Jesse Dornan and Michael Perez play twin Antipholuses who become victims of increasingly complex mistaken identity scenarios. The two actors looks similar enough to pass as being identical. However, there is always a bad suspension of disbelief that happens with a production like this. Aided as it is by outstanding costuming economically crafted by Caitlin Lux. There is just enough there to suggest a mirror image without going overboard. Overall the costuming lends itself quite well to establishing a mood and a setting without getting overly ornate.

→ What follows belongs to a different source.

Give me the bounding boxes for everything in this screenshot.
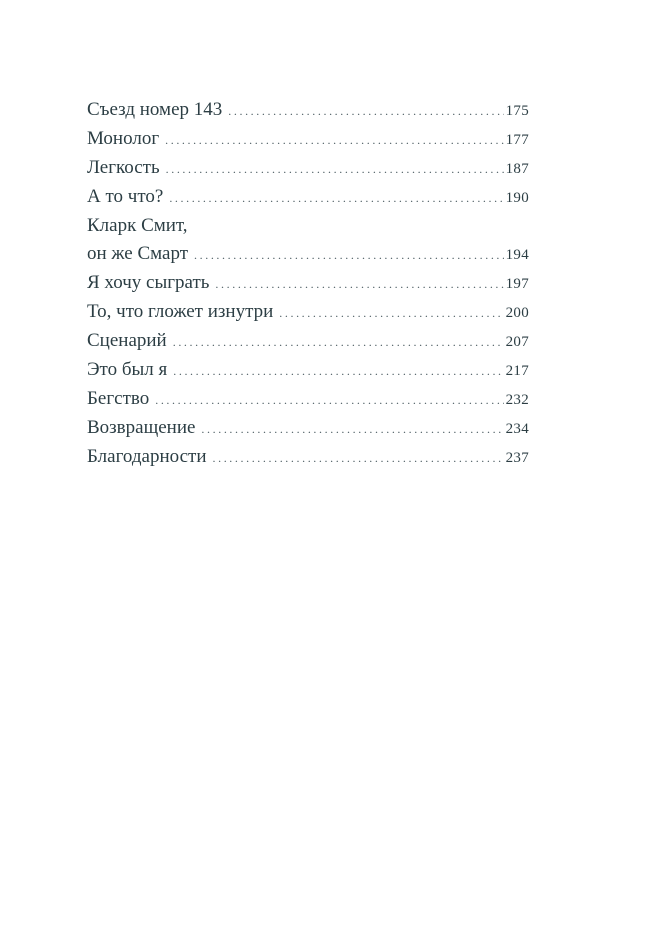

Dornan has the tall, lean look of an Antipholus who is quite pleasantly surprised and quite often confused at how well he has received in a town he's never been to. Michael Perez plays to be more whimsically outraged and the same spectrum as the Antipholus he is mistaken for. Rather than playing too closely to the anger, Perez grants him a kind of mirth serves to make him more endearing without compromising the dramatic dynamic of the farce.

The comedy is drawn quite heavily from social discomfort. One character always seems to be talking to another in a fashion that is a very confident and very certain while the other stares on confusion. Misunderstanding and false confidence are present throughout the play. What I love about this particular production is that the silent end of any conversation is amplified. We see the misunderstanding very clearly through the eyes of the one who is misunderstanding as strange things are being spoken to them. Hoffmann seems to be fostering this to brilliant effect. So often the comedy of misunderstanding is allowed to be its own comedy without embellishment. Hoffmann seems to be giving those in a state of confusion a little bit of room to be more vividly confused. This adds quite a bit to the comedy. That the cast is able to do this without making it feel clownishly exaggerated is what makes it so effective. 

A particularly clever example of this sort of comedy is manifest in a moment between Dornan's Antipholus and Elyse Edelman in the role of Luciana. She believes that he is the husband of her sister. He knows that he is not. He likes the way she is trying to convince him to at least pretend to be in love with his wife. She speaks so eloquently that he falls in love with her. And the comedy ensues. Edelman has a breathtakingly expressive face. We see every kind of emotion wash over her face in quick flashes as Antipholus expresses his admiration. It's one of the funnier moments in the production.

Leslie Ann Handelman provides a solid dramatic grounding for the production and the role of Goneril. She's got a very strong and assertive presence that everything seems to gravitate towards onstage. Her charismatic energy helps drive the earnest emotion that is at the heart of the comedy. She quite effectively provides a refreshingly honest counterpoint to all of the outlandish that the rest of the comedy spends so much of its time playing with.